大学教員が語る「留学」 文学部非常勤講師 馬場 章君

 私が初めて留学したのは、大学院に在籍していた25歳の時。きっかけは、小学生の頃から海外に対し強い憧れを抱いていたことだ。そして自分の専門分野である日本史を海外の視点から見てみたいと思うようになり、カリフォルニア大学バークレー校へ留学した。

 アメリカでの最初の半年間は語学の勉強に費やされた。確かに、日本の高校1年生程度の語彙と文法知識があれば、英語で自分の意思を伝えることは可能だ。しかし実際の会話で飛び交う英語は、日本の学校で一般的に習う英語とは別物。初めは相手が何を言っているのか聞き取れなかった。さらに専門的な討論にも独特の文法があり、習得するのにとても苦労した。

 1年半、死に物狂いで勉強したはずだが、実は何を勉強したのかよく覚えていない。ただ一つ心に残っているものは、夕日が沈むサンフランシスコの金門橋。子供の頃からの憧れの風景だった。帰国前の送別会で大学の先生から激励の言葉をもらった時に、窓の外に見える金門橋が夕日を浴びて輝いていた光景は、今でも鮮明に覚えている。

 2度目の留学は就職後の34歳の時、行先はドイツのボン大学だった。アメリカにせよドイツにせよ、言葉や生活習慣の違いはあって当然。その上で、日本と欧米で学問に対する考え方が全く違うことには、強い衝撃を受けた。

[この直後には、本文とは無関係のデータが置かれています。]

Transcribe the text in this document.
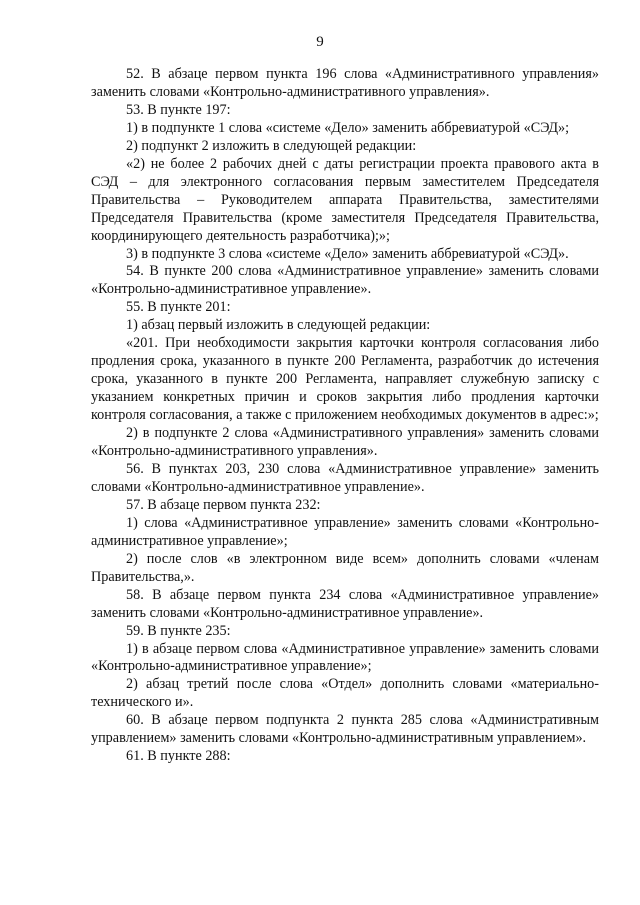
9

52. В абзаце первом пункта 196 слова «Административного управления» заменить словами «Контрольно-административного управления».

53. В пункте 197:

1) в подпункте 1 слова «системе «Дело» заменить аббревиатурой «СЭД»;

2) подпункт 2 изложить в следующей редакции:

«2) не более 2 рабочих дней с даты регистрации проекта правового акта в СЭД – для электронного согласования первым заместителем Председателя Правительства – Руководителем аппарата Правительства, заместителями Председателя Правительства (кроме заместителя Председателя Правительства, координирующего деятельность разработчика);»;

3) в подпункте 3 слова «системе «Дело» заменить аббревиатурой «СЭД».

54. В пункте 200 слова «Административное управление» заменить словами «Контрольно-административное управление».

55. В пункте 201:

1) абзац первый изложить в следующей редакции:

«201. При необходимости закрытия карточки контроля согласования либо продления срока, указанного в пункте 200 Регламента, разработчик до истечения срока, указанного в пункте 200 Регламента, направляет служебную записку с указанием конкретных причин и сроков закрытия либо продления карточки контроля согласования, а также с приложением необходимых документов в адрес:»;

2) в подпункте 2 слова «Административного управления» заменить словами «Контрольно-административного управления».

56. В пунктах 203, 230 слова «Административное управление» заменить словами «Контрольно-административное управление».

57. В абзаце первом пункта 232:

1) слова «Административное управление» заменить словами «Контрольно-административное управление»;

2) после слов «в электронном виде всем» дополнить словами «членам Правительства,».

58. В абзаце первом пункта 234 слова «Административное управление» заменить словами «Контрольно-административное управление».

59. В пункте 235:

1) в абзаце первом слова «Административное управление» заменить словами «Контрольно-административное управление»;

2) абзац третий после слова «Отдел» дополнить словами «материально-технического и».

60. В абзаце первом подпункта 2 пункта 285 слова «Административным управлением» заменить словами «Контрольно-административным управлением».

61. В пункте 288:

 日本では「大学時代に勉強しなかった」、「社会に出て働く意欲が湧かない」といった消極的な理由で大学院に進学する学生が多い。他方欧米の学生は、明確な意識と目標を持って院へ進学し、研究に励む。私は学問に対する彼らの厳しさを見て、自分も含め日本の学生はまだ甘いな、と痛感した。私が研究者の道を選んだのも、留学先の学生に刺激されたからだと思う。

 もちろん、研究者になるためだけに留学するわけではない。私にとって留学は、自分や日本を相対化する契機として、非常に大きな役割を果たしてくれた。1週間程度の海外旅行で得られる経験も貴重だが、留学生として長期間滞在し生活しなければ分からないことは多い。若いうちに異文化に接触し、自分や日本を相対的に見る力を養うことはとても重要だ。だから、自分はもっと早い時期に留学するべきだった、と今思う。

 知識として持っていることと、実際に体験するのとでは全然違う。今でさえ、まだまだ自分の知らない世界があるのだ、と感じることがある。

 幕末から明治初期にかけて、日本人はそれぞれ政治的使命を帯びて欧米へ渡った。その中でも、一つの学問体系を形成するほどまで、欧米での体験を十分に消化・吸収した人物は、福澤諭吉くらいしかいない。だからこそ塾生には、積極的に留学し、福澤の精神を受け継いでもらいたい。